I hadn’t heard of (or, more accurately, realised I’d heard of) Lissa Evans or Crooked Heart, her fourth novel for adults (she’s also written children’s books). From the account given of it in the podcast it’s definitely going on the To Read list.

According to Wikipedia she qualified as a doctor in 1983, then had a career in stand-up comedy, was a TV and radio producer and director (including the excellent Father Ted). Crooked Heart and Their Finest Hour and a Half (published 2009) were longlisted for literary prizes. The latter was filmed as Their Finest a year or two ago, and I found it ok as entertainment; maybe the novel is more substantial.

Just looked her up on Amazon and see that her novel Old Baggage, that came out in the UK this summer, is one I’ve seen in the bookshops and passed over.

I’d resisted the Max Porter partly because of the hype about it when it was published, and also because of its subject: grief and bereavement. It just didn’t appeal. Now that I’ve listened to this thoughtful trio of readers discussing it, and having read this review by Kirsty Gunn in the Guardian when it was published, I think I’ll add this title to the list, too.

I’d be pleased to hear from anyone who’s read either the Evans or the Porter novels: are they as good as this podcast suggested? As for the Pym: well, I recommend her work wholeheartedly: beneath the slight exterior (timid or anxious spinsters, vicars and jumble sales, caddish chaps, etc.) her novels are pulsing with intelligence and wit.

I’d started working on a post about Angela Thirkell, but that will have to be completed another day.

17 thoughts on “Three books

  1. Best wishes for Mrs. TD. Root canals are miserable but once they are done, the tooth will give you much less misery. I hope she enjoyed her soft food as much as possible.


  2. Simon, I love this observation on “LA PYM” : )

    “[B]eneath the slight exterior (timid or anxious spinsters, vicars and jumble sales, caddish chaps, etc.) her novels are pulsing with intelligence and wit.”

    Yes, this is where the great artists make themselves known. As Emily Dickinson (she of the tiny cottage and grassy yard) muses:

    “To see a world in a grain of sand And a heaven in a wild flower Hold infinity in the palm of your hand. And eternity in an hour.”

  3. No, I haven’t read any of these.
    Somebody sent me a copy of Grief is the Thing With Feathers, but my parents had just died within 18 months of each other and I was in no mood for reading about grief.

  4. I read both Old Baggage and Crooked Heart earlier this fall and loved them. (Still holding out hope I might write about them…) Turns out they are linked and OB follows from CH, but reading them in the “wrong” order made no difference. They can easily be read as stand-alones. OB is particularly good, but I recommend both highly. They’re a little sweet, but also a little acerbic, and never sappy. They do kids well. They don’t romanticize history. Good stuff all round.

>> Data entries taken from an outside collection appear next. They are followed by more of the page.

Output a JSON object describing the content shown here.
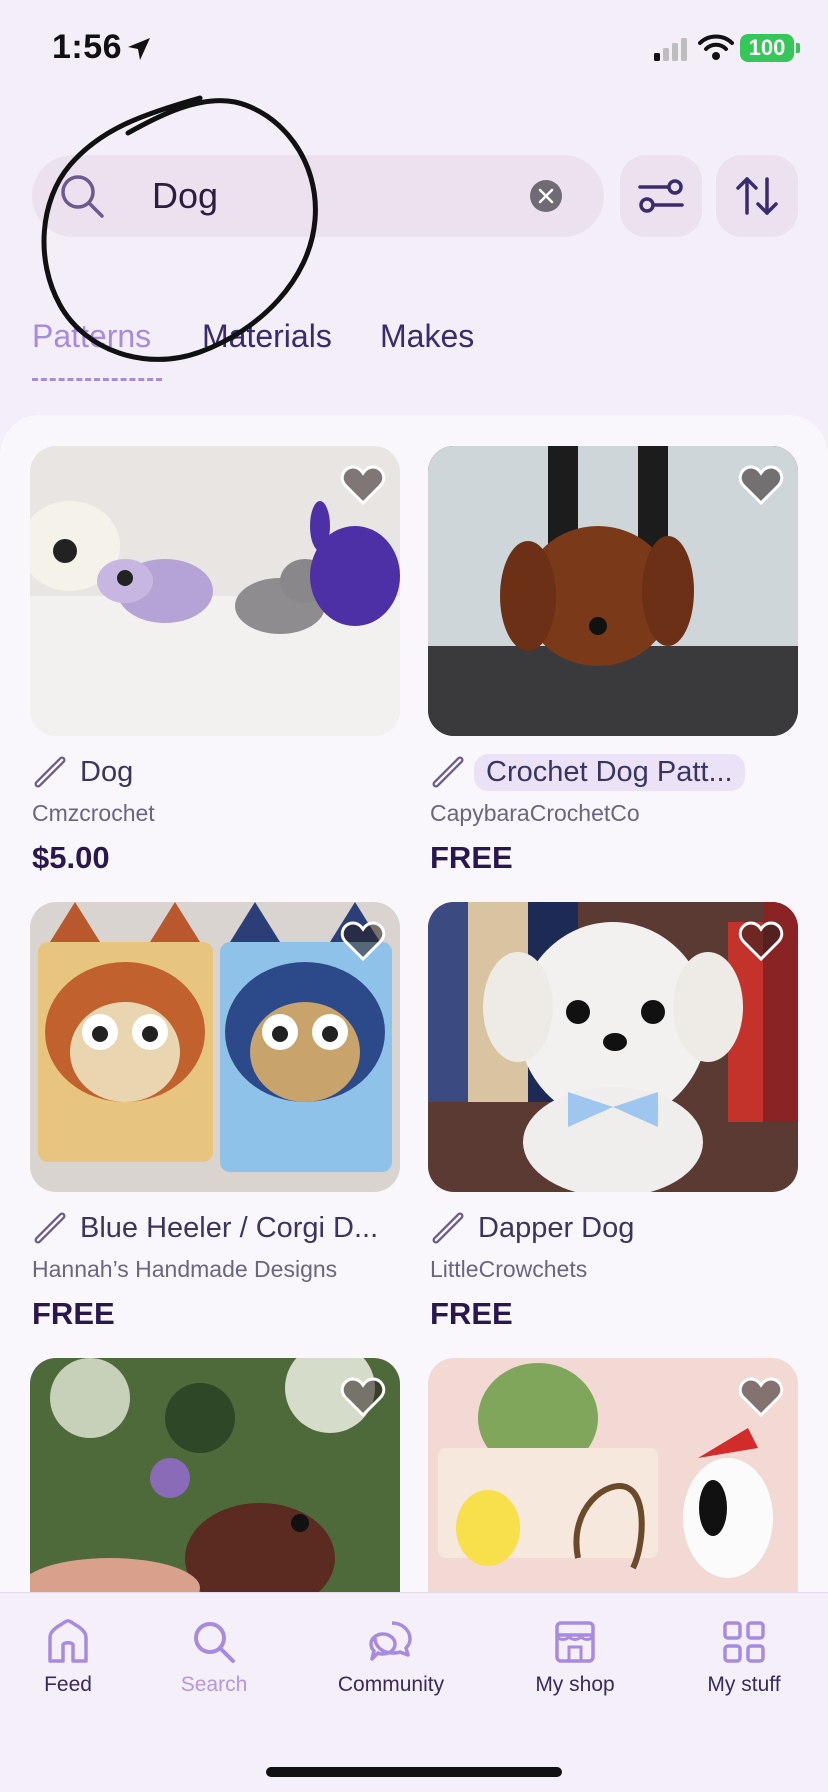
{
  "status_bar": {
    "time": "1:56",
    "battery": "100",
    "location_icon": "location-arrow-icon",
    "signal_icon": "cellular-signal-icon",
    "wifi_icon": "wifi-icon"
  },
  "search": {
    "value": "Dog",
    "search_icon": "search-icon",
    "clear_icon": "clear-icon",
    "filter_icon": "filter-sliders-icon",
    "sort_icon": "sort-arrows-icon"
  },
  "tabs": [
    {
      "label": "Patterns",
      "active": true
    },
    {
      "label": "Materials",
      "active": false
    },
    {
      "label": "Makes",
      "active": false
    }
  ],
  "results": [
    {
      "title": "Dog",
      "author": "Cmzcrochet",
      "price": "$5.00",
      "type_icon": "crochet-hook-icon",
      "favorite": false
    },
    {
      "title": "Crochet Dog Patt...",
      "author": "CapybaraCrochetCo",
      "price": "FREE",
      "type_icon": "crochet-hook-icon",
      "favorite": false
    },
    {
      "title": "Blue Heeler / Corgi D...",
      "author": "Hannah’s Handmade Designs",
      "price": "FREE",
      "type_icon": "crochet-hook-icon",
      "favorite": false
    },
    {
      "title": "Dapper Dog",
      "author": "LittleCrowchets",
      "price": "FREE",
      "type_icon": "crochet-hook-icon",
      "favorite": false
    },
    {
      "title": "",
      "author": "",
      "price": "",
      "type_icon": "crochet-hook-icon",
      "favorite": false
    },
    {
      "title": "",
      "author": "",
      "price": "",
      "type_icon": "crochet-hook-icon",
      "favorite": false
    }
  ],
  "nav": [
    {
      "label": "Feed",
      "icon": "home-icon",
      "active": false
    },
    {
      "label": "Search",
      "icon": "search-icon",
      "active": true
    },
    {
      "label": "Community",
      "icon": "chat-bubbles-icon",
      "active": false
    },
    {
      "label": "My shop",
      "icon": "shop-icon",
      "active": false
    },
    {
      "label": "My stuff",
      "icon": "grid-icon",
      "active": false
    }
  ],
  "colors": {
    "accent": "#a78be0",
    "nav_active": "#b597e6",
    "text_dark": "#2a1750",
    "chip_bg": "#ece2ef",
    "battery": "#35c759"
  }
}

  5. A Good Read has been a favourite of mine for 20 years, when I discovered it quite by chance. I have read Pym’s Excellent Women, but neither of the other two.
    I’m now in Trégastel, Brittany, for the holidays and I’ve brought Jane and Prudence with me.
    P.S. The weather is glorious, we walked along the coastal control path (the GR 34) in the afternoon and people were sunbathing (and actually bathing) and tomorrow I’ll definitely have a swim ! I don’t know whether I should enjoy or worry about climate change though.

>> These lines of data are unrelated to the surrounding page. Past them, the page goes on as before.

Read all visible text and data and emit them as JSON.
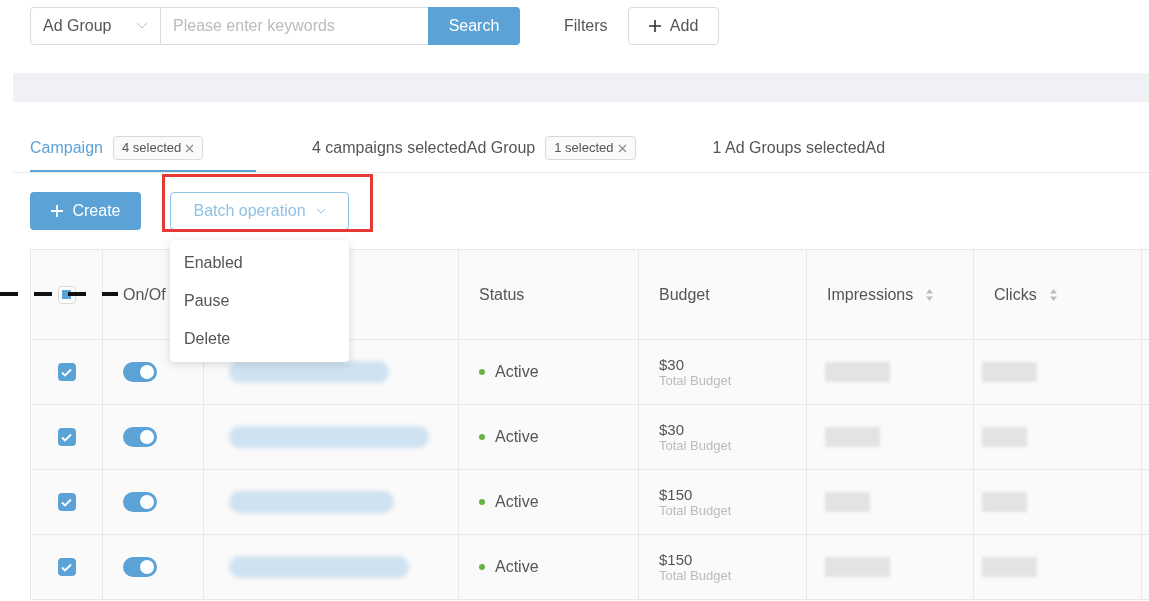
{
  "search_bar": {
    "scope": "Ad Group",
    "placeholder": "Please enter keywords",
    "button": "Search",
    "filters_label": "Filters",
    "add_button": "Add"
  },
  "tabs": [
    {
      "label": "Campaign",
      "badge": "4 selected",
      "selected": true
    },
    {
      "label": "4 campaigns selectedAd Group",
      "badge": "1 selected",
      "selected": false
    },
    {
      "label": "1 Ad Groups selectedAd",
      "selected": false
    }
  ],
  "toolbar": {
    "create_button": "Create",
    "batch_button": "Batch operation",
    "highlighted": true
  },
  "batch_menu": {
    "open": true,
    "items": [
      "Enabled",
      "Pause",
      "Delete"
    ]
  },
  "table": {
    "header_checkbox_indeterminate": true,
    "columns": [
      {
        "label": "On/Of"
      },
      {
        "label": "Status",
        "sortable": false
      },
      {
        "label": "Budget",
        "sortable": false
      },
      {
        "label": "Impressions",
        "sortable": true
      },
      {
        "label": "Clicks",
        "sortable": true
      }
    ],
    "rows": [
      {
        "checked": true,
        "on": true,
        "status": "Active",
        "color": "#67b346",
        "budget": "$30",
        "budget_label": "Total Budget"
      },
      {
        "checked": true,
        "on": true,
        "status": "Active",
        "color": "#67b346",
        "budget": "$30",
        "budget_label": "Total Budget"
      },
      {
        "checked": true,
        "on": true,
        "status": "Active",
        "color": "#67b346",
        "budget": "$150",
        "budget_label": "Total Budget"
      },
      {
        "checked": true,
        "on": true,
        "status": "Active",
        "color": "#67b346",
        "budget": "$150",
        "budget_label": "Total Budget"
      }
    ]
  },
  "annotation": {
    "dashed_line": true
  }
}
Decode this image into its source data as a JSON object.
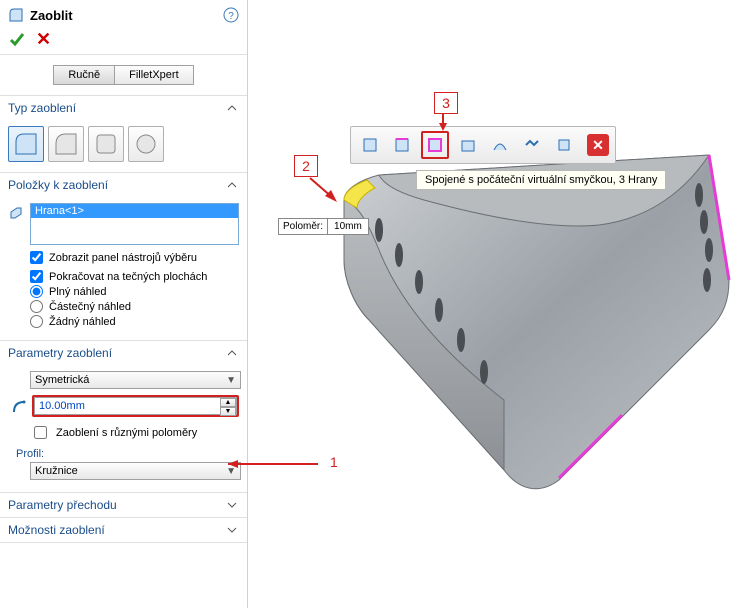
{
  "feature": {
    "name": "Zaoblit",
    "help_tooltip": "Nápověda"
  },
  "tabs": {
    "manual": "Ručně",
    "expert": "FilletXpert"
  },
  "sections": {
    "type": {
      "title": "Typ zaoblení"
    },
    "items": {
      "title": "Položky k zaoblení",
      "selection": [
        "Hrana<1>"
      ],
      "show_toolbar": {
        "label": "Zobrazit panel nástrojů výběru",
        "checked": true
      },
      "tangent": {
        "label": "Pokračovat na tečných plochách",
        "checked": true
      },
      "preview_full": {
        "label": "Plný náhled",
        "selected": true
      },
      "preview_partial": {
        "label": "Částečný náhled",
        "selected": false
      },
      "preview_none": {
        "label": "Žádný náhled",
        "selected": false
      }
    },
    "params": {
      "title": "Parametry zaoblení",
      "symmetry_options": [
        "Symetrická"
      ],
      "symmetry_value": "Symetrická",
      "radius_value": "10.00mm",
      "multi_radius": {
        "label": "Zaoblení s různými poloměry",
        "checked": false
      }
    },
    "profile": {
      "title": "Profil:",
      "options": [
        "Kružnice"
      ],
      "value": "Kružnice"
    },
    "transition": {
      "title": "Parametry přechodu"
    },
    "options": {
      "title": "Možnosti zaoblení"
    }
  },
  "context_toolbar": {
    "icons": [
      "select-edge-icon",
      "select-edge-loop-icon",
      "select-virtual-loop-icon",
      "select-face-icon",
      "select-tangent-icon",
      "select-chain-icon",
      "select-body-icon"
    ],
    "highlight_index": 2,
    "tooltip": "Spojené s počáteční virtuální smyčkou, 3 Hrany"
  },
  "radius_callout": {
    "label": "Poloměr:",
    "value": "10mm"
  },
  "annotations": {
    "n1": "1",
    "n2": "2",
    "n3": "3"
  }
}
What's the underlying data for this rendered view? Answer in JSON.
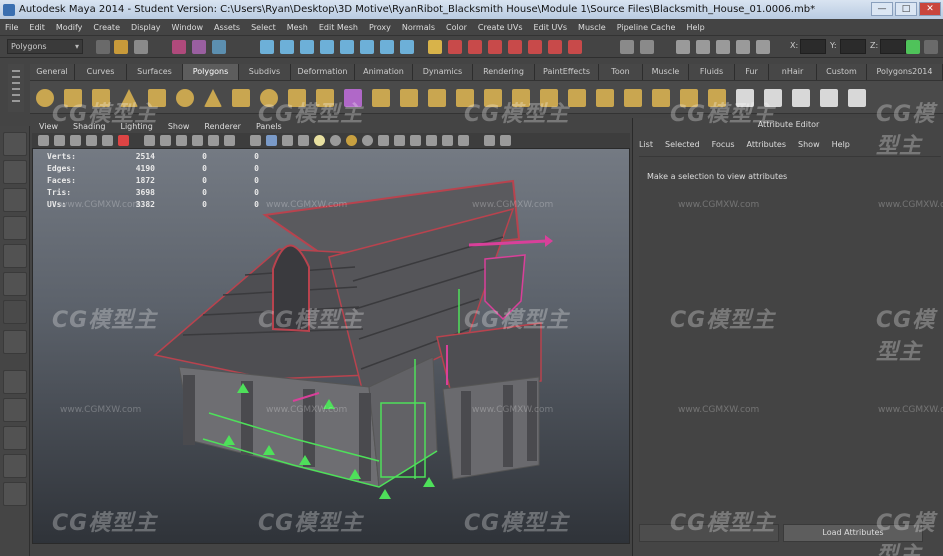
{
  "window": {
    "title": "Autodesk Maya 2014 - Student Version: C:\\Users\\Ryan\\Desktop\\3D Motive\\RyanRibot_Blacksmith House\\Module 1\\Source Files\\Blacksmith_House_01.0006.mb*",
    "min_glyph": "—",
    "max_glyph": "□",
    "close_glyph": "✕"
  },
  "menubar": [
    "File",
    "Edit",
    "Modify",
    "Create",
    "Display",
    "Window",
    "Assets",
    "Select",
    "Mesh",
    "Edit Mesh",
    "Proxy",
    "Normals",
    "Color",
    "Create UVs",
    "Edit UVs",
    "Muscle",
    "Pipeline Cache",
    "Help"
  ],
  "statusline": {
    "mode": "Polygons",
    "coord_labels": [
      "X:",
      "Y:",
      "Z:"
    ]
  },
  "shelf": {
    "tabs": [
      "General",
      "Curves",
      "Surfaces",
      "Polygons",
      "Subdivs",
      "Deformation",
      "Animation",
      "Dynamics",
      "Rendering",
      "PaintEffects",
      "Toon",
      "Muscle",
      "Fluids",
      "Fur",
      "nHair",
      "Custom",
      "Polygons2014"
    ],
    "active_tab": "Polygons"
  },
  "panel": {
    "menu": [
      "View",
      "Shading",
      "Lighting",
      "Show",
      "Renderer",
      "Panels"
    ]
  },
  "hud": {
    "rows": [
      {
        "label": "Verts:",
        "v1": "2514",
        "v2": "0",
        "v3": "0"
      },
      {
        "label": "Edges:",
        "v1": "4190",
        "v2": "0",
        "v3": "0"
      },
      {
        "label": "Faces:",
        "v1": "1872",
        "v2": "0",
        "v3": "0"
      },
      {
        "label": "Tris:",
        "v1": "3698",
        "v2": "0",
        "v3": "0"
      },
      {
        "label": "UVs:",
        "v1": "3382",
        "v2": "0",
        "v3": "0"
      }
    ]
  },
  "attribute_editor": {
    "title": "Attribute Editor",
    "menu": [
      "List",
      "Selected",
      "Focus",
      "Attributes",
      "Show",
      "Help"
    ],
    "message": "Make a selection to view attributes",
    "load_button": "Load Attributes"
  },
  "watermark": {
    "logo": "CG模型主",
    "url": "www.CGMXW.com"
  },
  "colors": {
    "accent": "#d9409a",
    "selection_green": "#4ee05a",
    "roof_red": "#b8434e",
    "wall_gray": "#6e6e72"
  }
}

  6. I can really recommend Lissa Evans: I have loved all her novels. I wrote about her so enthusiastically on the blog that we have become friends, but my admiration for her did pre-date that! Her books are very funny, and I think can be under-rated because of that, but she has a human understanding that I think is wonderful. Old Baggage, the most recent one, is a unique and wonderful book, about the later life of a suffragette. It is a prequel to Crooked Heart.

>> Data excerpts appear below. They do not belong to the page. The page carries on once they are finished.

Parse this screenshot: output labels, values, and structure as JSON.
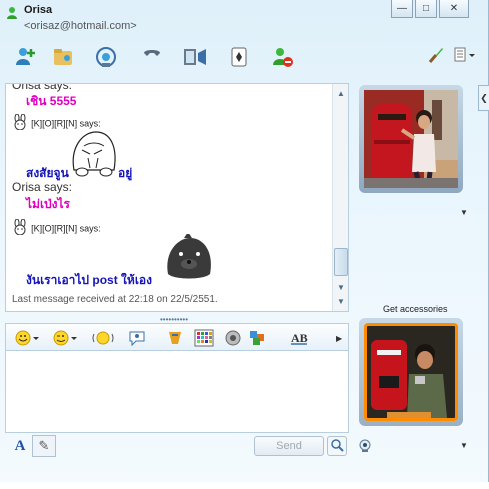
{
  "header": {
    "name": "Orisa",
    "email": "<orisaz@hotmail.com>"
  },
  "window_controls": {
    "minimize": "—",
    "maximize": "□",
    "close": "✕"
  },
  "toolbar": {
    "icons": [
      "invite-contact-icon",
      "share-files-icon",
      "video-call-icon",
      "call-icon",
      "activities-icon",
      "games-icon",
      "block-icon"
    ],
    "right_icons": [
      "paint-brush-icon",
      "menu-icon"
    ]
  },
  "conversation": {
    "partial_sender": "Orisa says:",
    "messages": [
      {
        "text": "เชิน 5555",
        "style": "pink"
      },
      {
        "sender": "[K][O][R][N] says:"
      },
      {
        "text": "สงสัยจูน",
        "suffix": "อยู่",
        "style": "blue"
      },
      {
        "sender_plain": "Orisa says:"
      },
      {
        "text": "ไม่เป่งไร",
        "style": "pink"
      },
      {
        "sender": "[K][O][R][N] says:"
      },
      {
        "text": "งันเราเอาไป post ให้เอง",
        "style": "blue"
      }
    ],
    "last_message": "Last message received at 22:18 on 22/5/2551."
  },
  "divider": "••••••••••",
  "compose": {
    "tools": [
      "emoticon-icon",
      "wink-icon",
      "nudge-icon",
      "voice-clip-icon",
      "character-icon",
      "background-icon",
      "handwriting-icon",
      "ink-color-icon",
      "font-icon"
    ],
    "input_value": ""
  },
  "bottom": {
    "send_label": "Send",
    "font_tab": "A",
    "handwriting_tab": "✎"
  },
  "side": {
    "get_accessories": "Get accessories"
  },
  "colors": {
    "pink_text": "#e000c0",
    "blue_text": "#1414b8",
    "pic_frame_top": "#6e8aa6",
    "pic_frame_bottom": "#ff8c00"
  }
}
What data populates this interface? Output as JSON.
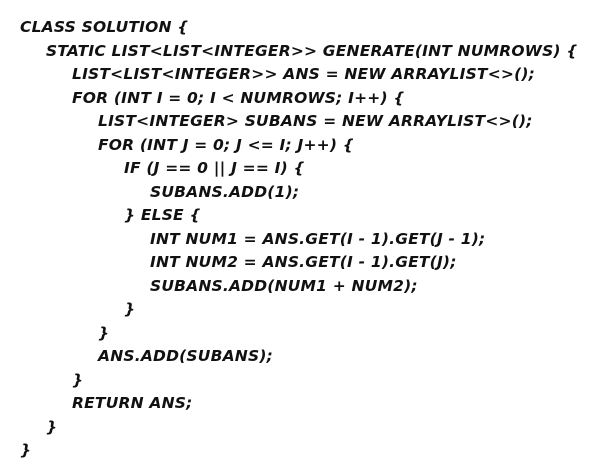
{
  "code": {
    "lines": [
      {
        "indent": 0,
        "text": "CLASS SOLUTION {"
      },
      {
        "indent": 1,
        "text": "STATIC LIST<LIST<INTEGER>> GENERATE(INT NUMROWS) {"
      },
      {
        "indent": 2,
        "text": "LIST<LIST<INTEGER>> ANS = NEW ARRAYLIST<>();"
      },
      {
        "indent": 2,
        "text": "FOR (INT I = 0; I < NUMROWS; I++) {"
      },
      {
        "indent": 3,
        "text": "LIST<INTEGER> SUBANS = NEW ARRAYLIST<>();"
      },
      {
        "indent": 3,
        "text": "FOR (INT J = 0; J <= I; J++) {"
      },
      {
        "indent": 4,
        "text": "IF (J == 0 || J == I) {"
      },
      {
        "indent": 5,
        "text": "SUBANS.ADD(1);"
      },
      {
        "indent": 4,
        "text": "} ELSE {"
      },
      {
        "indent": 5,
        "text": "INT NUM1 = ANS.GET(I - 1).GET(J - 1);"
      },
      {
        "indent": 5,
        "text": "INT NUM2 = ANS.GET(I - 1).GET(J);"
      },
      {
        "indent": 5,
        "text": "SUBANS.ADD(NUM1 + NUM2);"
      },
      {
        "indent": 4,
        "text": "}"
      },
      {
        "indent": 3,
        "text": "}"
      },
      {
        "indent": 3,
        "text": "ANS.ADD(SUBANS);"
      },
      {
        "indent": 2,
        "text": "}"
      },
      {
        "indent": 2,
        "text": "RETURN ANS;"
      },
      {
        "indent": 1,
        "text": "}"
      },
      {
        "indent": 0,
        "text": "}"
      }
    ]
  }
}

  7. I really enjoyed Old Baggage, which I reviewed some time this year, I think. Ali liked Crooked Heart and Old Baggage and I’d def read CH when I get a gap in the endless reviewing responsibilities (I’m lucky to have them, is all my own fault, etc.).

  8. Our Book Club will read Excellent Women next March. I’m looking forward to it. If you haven’t read it by then, you’re welcome to read it along with us.